Wednesday, September 4, 2013

Do It, Don't Do It or Run Away?

Because I was born in a certain time, place and class into an obnoxious nearly perfect family and own a healthy get-you-there body with a really incredibly okay brain, I don't have any actual problems. This is unacceptable, so I have to invent them.

One of my biggest fictitious problems is never knowing when to *participate. This doesn't apply to swimming. I always swim no matter what even if it makes for an entire evening sitting in wet denim and looking like Carrot Top without the roids and face poison. This fake problem is the hardest to bear when I'm in a new cultural situation. I want to get in there so badly but don't want to come off as insensitive, overzealous, a wet blanket or idiotic. It's like so hard.

This works in tandem with my other bogus problem which is that no one around me is actually involved in his/her own life but instead is tracking my every movement through his/her peripherals just waiting for it. I think most of us have this problem, but I prefer that you keep it to yourself because I'd rather be alone in this.

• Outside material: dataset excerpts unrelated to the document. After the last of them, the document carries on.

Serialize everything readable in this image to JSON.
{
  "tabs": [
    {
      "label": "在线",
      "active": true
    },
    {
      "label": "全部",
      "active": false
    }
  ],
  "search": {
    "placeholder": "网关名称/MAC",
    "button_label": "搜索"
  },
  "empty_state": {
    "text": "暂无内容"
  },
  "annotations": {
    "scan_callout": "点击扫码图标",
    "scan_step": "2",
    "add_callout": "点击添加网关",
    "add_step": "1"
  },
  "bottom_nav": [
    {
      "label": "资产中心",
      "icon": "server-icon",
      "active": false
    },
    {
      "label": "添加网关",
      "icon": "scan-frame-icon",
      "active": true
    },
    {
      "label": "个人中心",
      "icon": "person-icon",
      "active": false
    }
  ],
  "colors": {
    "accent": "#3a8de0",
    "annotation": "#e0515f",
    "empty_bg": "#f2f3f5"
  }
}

I lost sight of my point, but my point is that I obviously experience this a lot more here than I did at home. It's not just Catalan culture (which I just can't seem to really get) but many others as well because Barcelona is a wonderfully and wildly diverse city. You can't help but be exposed to fascinating and foreign things here unless you're really bad at living.

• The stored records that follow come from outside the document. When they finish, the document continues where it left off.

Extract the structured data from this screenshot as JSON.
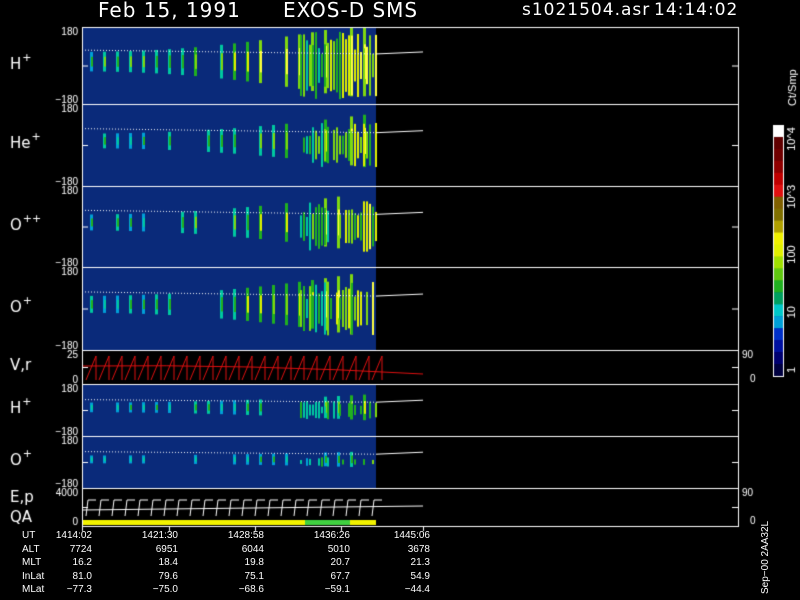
{
  "header": {
    "date": "Feb 15, 1991",
    "instrument": "EXOS-D SMS",
    "file": "s1021504.asr",
    "time": "14:14:02"
  },
  "colors": {
    "background": "#000000",
    "spectrogram_bg": "#0a2a7a",
    "trace": "#ffffff",
    "velocity_trace": "#e01010",
    "qa_yellow": "#f2f200",
    "qa_green": "#40d040"
  },
  "colorbar": {
    "title": "Ct/Smp",
    "tick_labels": [
      "1",
      "10",
      "100",
      "10^3",
      "10^4"
    ],
    "colors": [
      "#000040",
      "#000070",
      "#0010a0",
      "#0030c8",
      "#00a0d8",
      "#00c8c8",
      "#00a060",
      "#20b020",
      "#60c810",
      "#a0e000",
      "#e0f000",
      "#f0f000",
      "#b0a000",
      "#807000",
      "#806000",
      "#e01010",
      "#c00000",
      "#900000",
      "#700000",
      "#600000",
      "#ffffff"
    ]
  },
  "chart_data": {
    "type": "heatmap",
    "x_axis": {
      "label": "UT",
      "ticks": [
        "1414:02",
        "1421:30",
        "1428:58",
        "1436:26",
        "1445:06"
      ],
      "data_end_index": 3.9
    },
    "panels": [
      {
        "species": "H",
        "charge": "+",
        "ymin": "−180",
        "ymax": "180",
        "intensity": 1.0
      },
      {
        "species": "He",
        "charge": "+",
        "ymin": "−180",
        "ymax": "180",
        "intensity": 0.6
      },
      {
        "species": "O",
        "charge": "++",
        "ymin": "−180",
        "ymax": "180",
        "intensity": 0.7
      },
      {
        "species": "O",
        "charge": "+",
        "ymin": "−180",
        "ymax": "180",
        "intensity": 0.75
      },
      {
        "species": "V,r",
        "charge": "",
        "ymin": "0",
        "ymax": "25",
        "right_min": "0",
        "right_max": "90"
      },
      {
        "species": "H",
        "charge": "+",
        "ymin": "−180",
        "ymax": "180",
        "intensity": 0.4
      },
      {
        "species": "O",
        "charge": "+",
        "ymin": "−180",
        "ymax": "180",
        "intensity": 0.2
      },
      {
        "species": "E,p",
        "species2": "QA",
        "charge": "",
        "ymin": "0",
        "ymax": "4000",
        "right_min": "0",
        "right_max": "90"
      }
    ],
    "ephemeris": [
      {
        "name": "UT",
        "values": [
          "1414:02",
          "1421:30",
          "1428:58",
          "1436:26",
          "1445:06"
        ]
      },
      {
        "name": "ALT",
        "values": [
          "7724",
          "6951",
          "6044",
          "5010",
          "3678"
        ]
      },
      {
        "name": "MLT",
        "values": [
          "16.2",
          "18.4",
          "19.8",
          "20.7",
          "21.3"
        ]
      },
      {
        "name": "InLat",
        "values": [
          "81.0",
          "79.6",
          "75.1",
          "67.7",
          "54.9"
        ]
      },
      {
        "name": "MLat",
        "values": [
          "−77.3",
          "−75.0",
          "−68.6",
          "−59.1",
          "−44.4"
        ]
      }
    ]
  },
  "footer_note": "Sep−00 2AA32L"
}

When faced with something unfamiliar, you usually have three choices: do it, don't do it, run away. I don't recommend the third option unless there is a danger element, and everyone is already looking at you through their peripherals, but you're still left with two. I think maybe you should mostly **do it. I give this unsolicited advice because I know that when I'm finished harshly judging everyone in the room, it's most often the wet blanket TCFSHB (that's Too Cool For School Human Being if you're not up with it) in the corner I remember less fondly than the overzealous idiot even though they might both be going home with regrets.

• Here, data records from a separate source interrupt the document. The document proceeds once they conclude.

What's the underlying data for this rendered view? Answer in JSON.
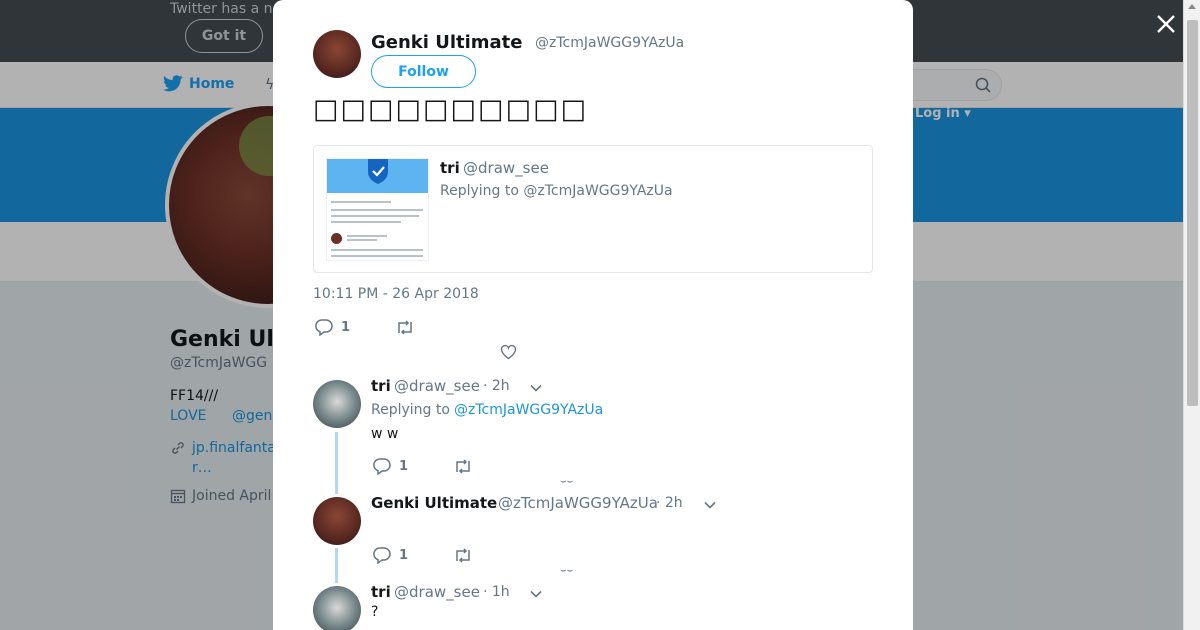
{
  "banner": {
    "text": "Twitter has a n",
    "got_it_label": "Got it"
  },
  "nav": {
    "home_label": "Home",
    "login_label": "Log in"
  },
  "profile": {
    "name": "Genki Ult",
    "handle": "@zTcmJaWGG",
    "bio": "FF14///",
    "love": "LOVE",
    "mention": "@gen",
    "url_line1": "jp.finalfanta",
    "url_line2": "r…",
    "joined": "Joined April"
  },
  "modal": {
    "author_name": "Genki Ultimate",
    "author_handle": "@zTcmJaWGG9YAzUa",
    "follow_label": "Follow",
    "tweet_text": "□□□□□□□□□□",
    "quote": {
      "name": "tri",
      "handle": "@draw_see",
      "replying": "Replying to @zTcmJaWGG9YAzUa"
    },
    "timestamp": "10:11 PM - 26 Apr 2018",
    "reply_count": "1",
    "replies": [
      {
        "name": "tri",
        "handle": "@draw_see",
        "time": "· 2h",
        "replying_prefix": "Replying to",
        "replying_handle": "@zTcmJaWGG9YAzUa",
        "text": "w w",
        "reply_count": "1"
      },
      {
        "name": "Genki Ultimate",
        "handle": "@zTcmJaWGG9YAzUa",
        "time": "· 2h",
        "text": "",
        "reply_count": "1"
      },
      {
        "name": "tri",
        "handle": "@draw_see",
        "time": "· 1h",
        "text": "?"
      }
    ]
  },
  "icons": [
    "twitter-bird-icon",
    "search-icon",
    "close-icon",
    "reply-icon",
    "retweet-icon",
    "heart-icon",
    "chevron-down-icon",
    "link-icon",
    "calendar-icon"
  ],
  "colors": {
    "accent": "#1da1f2",
    "link": "#1b95e0",
    "muted": "#657786",
    "banner": "#454c52",
    "cover": "#1b95e0",
    "thread_line": "#b3d9f2"
  }
}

I just tend to get over the doing it regrets a lot faster than the not doing it regrets (though I rarely regret running away because of the danger and all).




*Examples: waving your arms from side to side at concerts (always questionable), clapping to flamenco music (the answer is don't unless you're licensed), giving a standing ovation when one is not deserved (I normally can't, but I also hope the performers don't notice that I'm the only one sitting unless they are children because that's a very important lesson to learn). Non-example: swimming.

**This does not apply if you are clearly not invited to do it! We all know that guy, and we eventually stop inviting him to do anything ever.